Supplying the on-demand grocery, food and convenience store delivery market is Cycle, which closed a $17.4 million seed round in May, money that the startup will use to expand across Europe. The young company already supplies e-bike fleets to customers like Gorillas, Flink and

Then there’s Joco, a company that originally tried to launch as a competitor to CitiBike but just couldn’t get past the incumbent docked bike-share company’s monopoly over NYC. Earlier this year, Joco pivoted away from consumer bike-share toward supplying delivery vehicles. It offers couriers access to its network of docked e-bikes for a daily or weekly fee and supplies fleets to businesses in the food, grocery, alcohol, healthcare and parcel delivery spaces.

Joco’s bikes are supplied in part by Acton, a U.S. startup that provides electric micromobility vehicles and the cloud-based software infrastructure to run shared fleets for cities and operators. Acton recently acquired Duckt, an e-bike docking and charging infrastructure startup, signaling a potential increase in more fleet-based customers that will need to dock and charge their bikes in one place.

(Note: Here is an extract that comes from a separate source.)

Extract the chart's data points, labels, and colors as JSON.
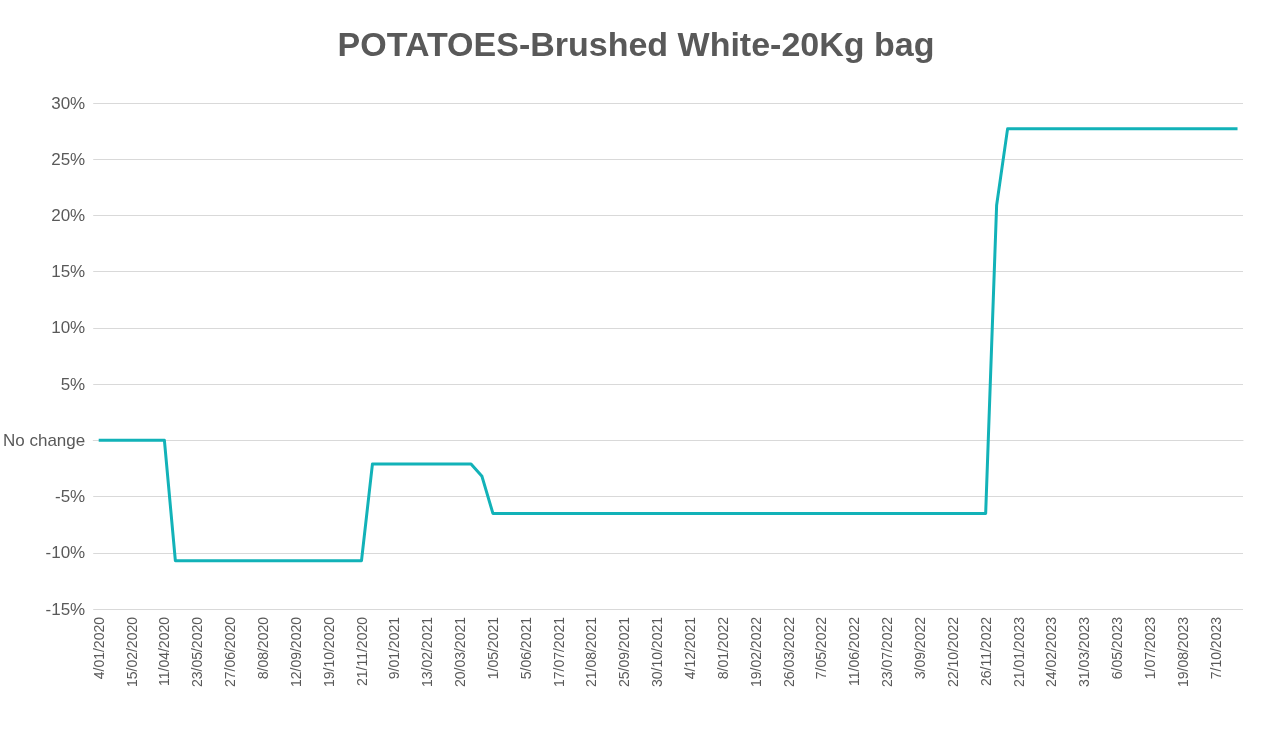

“In the U.S., about 25% of our customers are leveraging fleet vehicles for last-mile deliveries in various cities, especially major metropolitan areas considering the density of the city and population,” Janelle Wang, co-founder and CEO of Acton, told TechCrunch. “In the EU, more than 50% of our customers are leveraging fleet vehicles for last-mile deliveries, some even for pharmacy deliveries, which I feel it’s fascinating to see. Considering the tight and old town city infrastructure in the EU, LEVs make total sense for people or goods transport, much more so than four-wheel cars, whether EVs or not EVs.”

What’s next?

A variety of factors are converging at the same time that will make micromobility the next big disruptor for last-mile urban delivery: an increase in same-day and next-day delivery demand; the necessity to reduce congestion in cities; the adoption of sustainable methods of transportation; cost efficiencies associated with lighter vehicles; and some seriously advanced technology powering everything from the vehicles themselves to logistics networks.

So whether it’s your midnight sushi burrito or those new headphones from Amazon, expect some form of e-bike to be powering your next delivery.